Notably, the author [Ilango Adigal] appears as a character in the final canto of the poem (lines 155–178), where the phrase "I also went in [...]" is used. Scholars interpret this "I" as referring to Ilango Adigal himself.

According to Zvelebil, the background was likely added by Ilango Adigal to ensure that he remained part of the collective memory within the epic he composed. Zvelebil suggests that Adigal was probably a Jain scholar who lived several centuries later, and that his epic "cannot have been composed before the 5th or 6th century AD".

R. Parthasarathy, another scholar, suggests that Ilango Adigal was likely neither a prince nor connected to the Chera dynasty. Instead, he believes that these references were added to elevate the status of the text, secure royal patronage, and play a key role in the institutionalization of the worship of the goddess Pattini and her temples in the Tamil country (modern Kerala and Tamil Nadu) as described in the poem.

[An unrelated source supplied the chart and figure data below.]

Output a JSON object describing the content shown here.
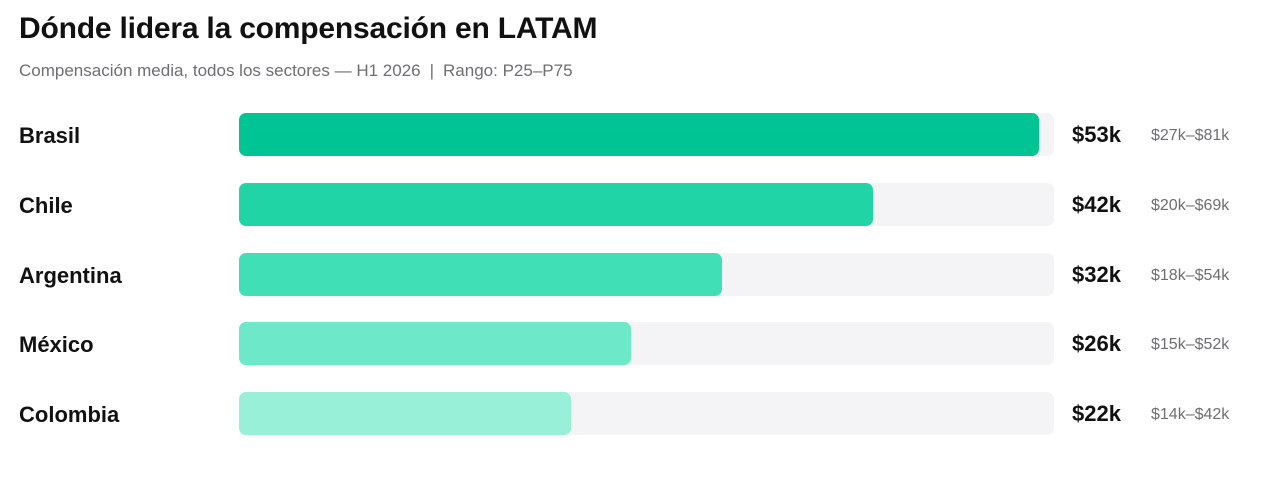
{
  "chart_data": {
    "type": "bar",
    "orientation": "horizontal",
    "title": "Dónde lidera la compensación en LATAM",
    "subtitle": "Compensación media, todos los sectores — H1 2026",
    "range_note": "Rango: P25–P75",
    "xlim": [
      0,
      54
    ],
    "grid": false,
    "categories": [
      "Brasil",
      "Chile",
      "Argentina",
      "México",
      "Colombia"
    ],
    "values": [
      53,
      42,
      32,
      26,
      22
    ],
    "value_labels": [
      "$53k",
      "$42k",
      "$32k",
      "$26k",
      "$22k"
    ],
    "range_labels": [
      "$27k–$81k",
      "$20k–$69k",
      "$18k–$54k",
      "$15k–$52k",
      "$14k–$42k"
    ],
    "colors": [
      "#00c493",
      "#20d4a6",
      "#40dfb6",
      "#6de8c8",
      "#99f0d9"
    ],
    "track_color": "#f4f4f6"
  }
}
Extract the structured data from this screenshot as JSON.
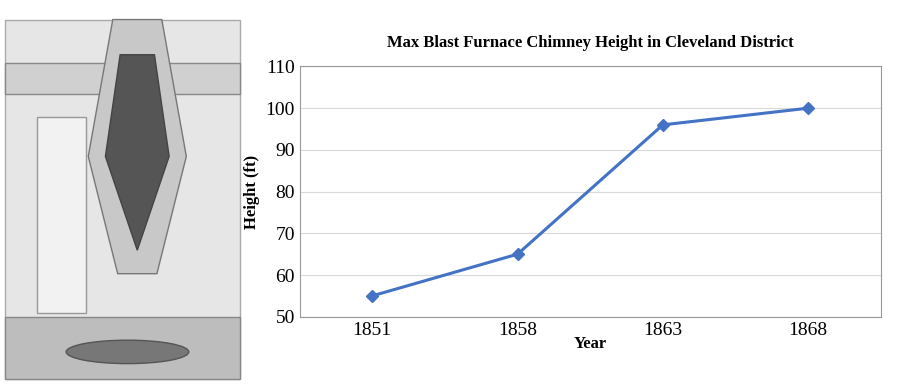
{
  "chart_data": {
    "type": "line",
    "title": "Max Blast Furnace Chimney Height in Cleveland District",
    "x_label": "Year",
    "y_label": "Height (ft)",
    "categories": [
      "1851",
      "1858",
      "1863",
      "1868"
    ],
    "values": [
      55,
      65,
      96,
      100
    ],
    "color": "#4472c4",
    "marker": "diamond",
    "line_style": "solid",
    "ylim": [
      50,
      110
    ],
    "yticks": [
      50,
      60,
      70,
      80,
      90,
      100,
      110
    ],
    "grid": true
  }
}
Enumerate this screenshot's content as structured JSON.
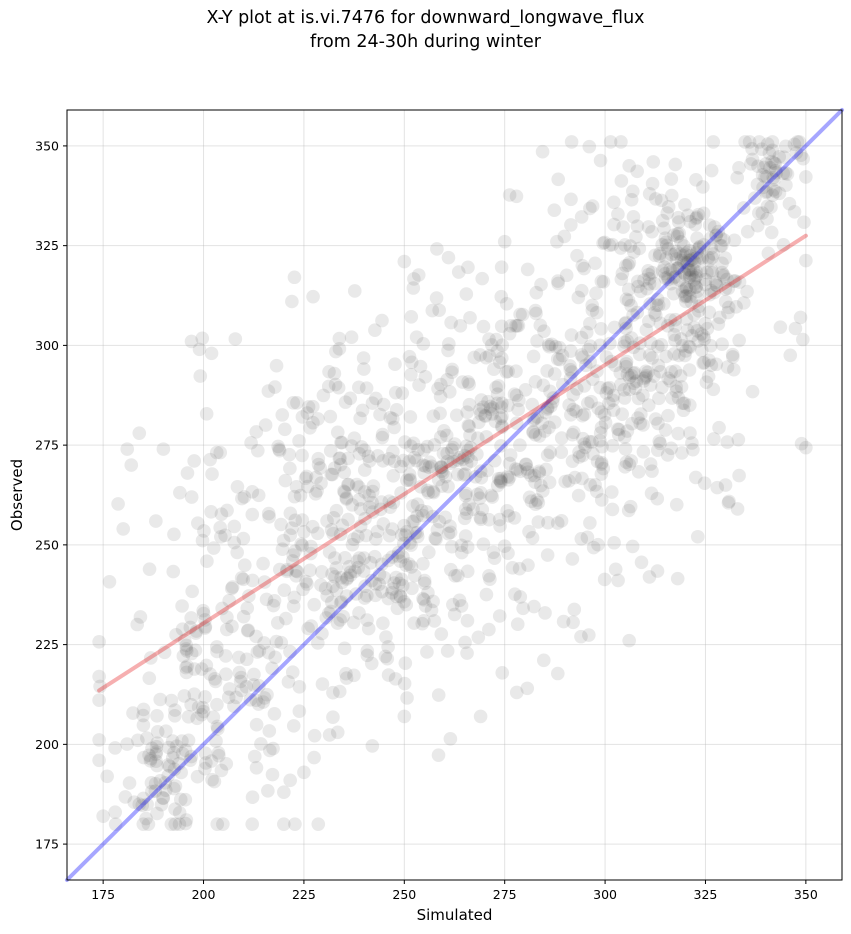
{
  "chart_data": {
    "type": "scatter",
    "title_line1": "X-Y plot at is.vi.7476 for downward_longwave_flux",
    "title_line2": "from 24-30h during winter",
    "xlabel": "Simulated",
    "ylabel": "Observed",
    "xlim": [
      166,
      359
    ],
    "ylim": [
      166,
      359
    ],
    "xticks": [
      175,
      200,
      225,
      250,
      275,
      300,
      325,
      350
    ],
    "yticks": [
      175,
      200,
      225,
      250,
      275,
      300,
      325,
      350
    ],
    "grid": true,
    "point_color": "#555555",
    "lines": [
      {
        "kind": "identity",
        "color": "#0000ff",
        "x": [
          166,
          359
        ],
        "y": [
          166,
          359
        ]
      },
      {
        "kind": "regression",
        "color": "#e41a1c",
        "x": [
          174,
          350
        ],
        "y": [
          213.5,
          327.5
        ]
      }
    ],
    "clusters": [
      {
        "cx": 205,
        "cy": 215,
        "sx": 12,
        "sy": 18,
        "n": 160
      },
      {
        "cx": 240,
        "cy": 255,
        "sx": 20,
        "sy": 22,
        "n": 420
      },
      {
        "cx": 275,
        "cy": 280,
        "sx": 20,
        "sy": 22,
        "n": 340
      },
      {
        "cx": 310,
        "cy": 300,
        "sx": 15,
        "sy": 22,
        "n": 300
      },
      {
        "cx": 320,
        "cy": 318,
        "sx": 6,
        "sy": 7,
        "n": 140
      },
      {
        "cx": 342,
        "cy": 343,
        "sx": 4,
        "sy": 6,
        "n": 60
      },
      {
        "cx": 190,
        "cy": 193,
        "sx": 5,
        "sy": 8,
        "n": 60
      }
    ],
    "points_extra": [
      [
        174,
        217
      ],
      [
        175,
        182
      ],
      [
        176,
        192
      ],
      [
        180,
        254
      ],
      [
        181,
        274
      ],
      [
        182,
        270
      ],
      [
        184,
        278
      ],
      [
        190,
        274
      ],
      [
        196,
        268
      ],
      [
        197,
        301
      ],
      [
        199,
        299
      ],
      [
        202,
        298
      ],
      [
        222,
        311
      ],
      [
        250,
        321
      ],
      [
        261,
        322
      ],
      [
        275,
        326
      ],
      [
        288,
        326
      ],
      [
        306,
        345
      ],
      [
        312,
        346
      ],
      [
        330,
        265
      ],
      [
        333,
        259
      ],
      [
        306,
        226
      ],
      [
        294,
        227
      ],
      [
        278,
        213
      ],
      [
        269,
        207
      ],
      [
        250,
        207
      ],
      [
        220,
        188
      ],
      [
        225,
        193
      ],
      [
        185,
        180
      ],
      [
        184,
        185
      ],
      [
        178,
        183
      ]
    ]
  }
}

=== Gajabahu Synchronism ===
The epic Cilappatikaram also mentions, among other details, the "Gajabahu Synchronism" (Canto 30, lines 155-164). This reference was famously used by historians such as K. A. Nilakanta Sastri to date the poem and early Tamil history to 2nd/3rd century CE.

Cilappatikaram (Canto 30, lines 155-164) states that the poet Ilango Adigal attended the consecration of the Pattini temple by Chera king Cenguttuvan, at the Chera city of Vanci, in the presence of Gajabahu, the king of Sri Lanka. The Gajabahu mentioned in the text is identified with the historical ruler of Sri Lanka bearing the same name (fl. c. 173-95 CE). This identification has led to the proposal that Ilango Adigal lived during the same period as the historical Gajabahu, in early historic south India.

However, scholars such as Obeyesekere consider the epic's references to Gajabahu and the kinship between Ilango Adigal and Cenkuttuvan to be "ahistorical", suggesting that these portions were likely late interpolations into the poem. However, it is now widely recognized that additional evidence generally supports the Gajabahu chronology.